Salve Maestro, ospito l'intervento di un amico che ha letto il suo articolo:
Alcuni amici chitarristici mi hanno segnalato il suo testo e, leggendolo, sono
nate queste righe di commento. Innanzitutto mi presento: sono un filologo e,
dunque, mi occupo di questioni inerenti la trasmissione e l’interpretazione dei
testi (nel mio caso di testi musicali). Premetto questo non per nascondermi
dietro una patina accademica, ma perché le cose di cui lei parla nel suo
intervento mi stanno veramente a cuore; costituiscono cioè la modalità
particolare con cui mi avvicino e cerco di conoscere un’opera d’arte. Detto
questo, le confesso che ho trovato i suoi commenti molto interessanti.

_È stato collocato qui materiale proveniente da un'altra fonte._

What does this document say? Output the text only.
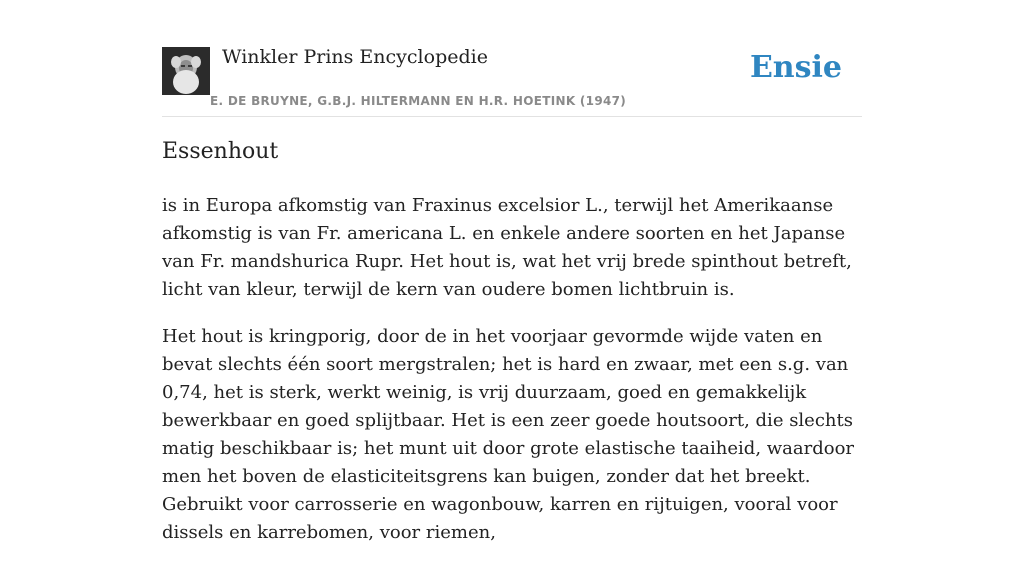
Winkler Prins Encyclopedie
E. DE BRUYNE, G.B.J. HILTERMANN EN H.R. HOETINK (1947)
Ensie
Essenhout

is in Europa afkomstig van Fraxinus excelsior L., terwijl het Amerikaanse afkomstig is van Fr. americana L. en enkele andere soorten en het Japanse van Fr. mandshurica Rupr. Het hout is, wat het vrij brede spinthout betreft, licht van kleur, terwijl de kern van oudere bomen lichtbruin is.

Het hout is kringporig, door de in het voorjaar gevormde wijde vaten en bevat slechts één soort mergstralen; het is hard en zwaar, met een s.g. van 0,74, het is sterk, werkt weinig, is vrij duurzaam, goed en gemakkelijk bewerkbaar en goed splijtbaar. Het is een zeer goede houtsoort, die slechts matig beschikbaar is; het munt uit door grote elastische taaiheid, waardoor men het boven de elasticiteitsgrens kan buigen, zonder dat het breekt. Gebruikt voor carrosserie en wagonbouw, karren en rijtuigen, vooral voor dissels en karrebomen, voor riemen,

E’
evidente che lei parte da uno spunto buono e ultimamente condivisibile: l’
urgenza di conoscere l’oggetto della propria ricerca risalendo alle fonti, di
capire il contesto che le ha generate, di elaborare dei criteri per indirizzare
il proprio lavoro di interprete e per giudicare più consapevolmente quello
altrui.
Per quanto mi riguarda, preferisco non entrare nel merito specifico delle
questioni tecniche che lei solleva; mi preme piuttosto esprimere un giudizio di
metodo. Ciononostante sono fermamente persuaso che nelle trascrizioni di
Segovia esista una verità artistica in grado di portare alla luce la immanente
vitalità dell’opera d’arte, cui nulla aggiunge e nulla toglie la maggiore o
minore fedeltà storica. Mi rendo conto che al giorno d’oggi, in cui tutto corre
il rischio di essere relativizzato, può essere difficile o per certuni persino
fastidioso parlare di ‘verità artistica’. Tuttavia, è proprio l’amore a questa
verità che dovrebbe guidare il nostro lavoro, tanto di interpreti quanto di
filologi. E, a ben vedere, si tratta della medesima verità artistica che pure
avvalora le trascrizioni di Bach – un autore che lei certamente ama e che ebbe
molti meno scrupoli di Segovia nel mediare attraverso le proprie concezioni
estetiche le opere dei suoi contemporanei.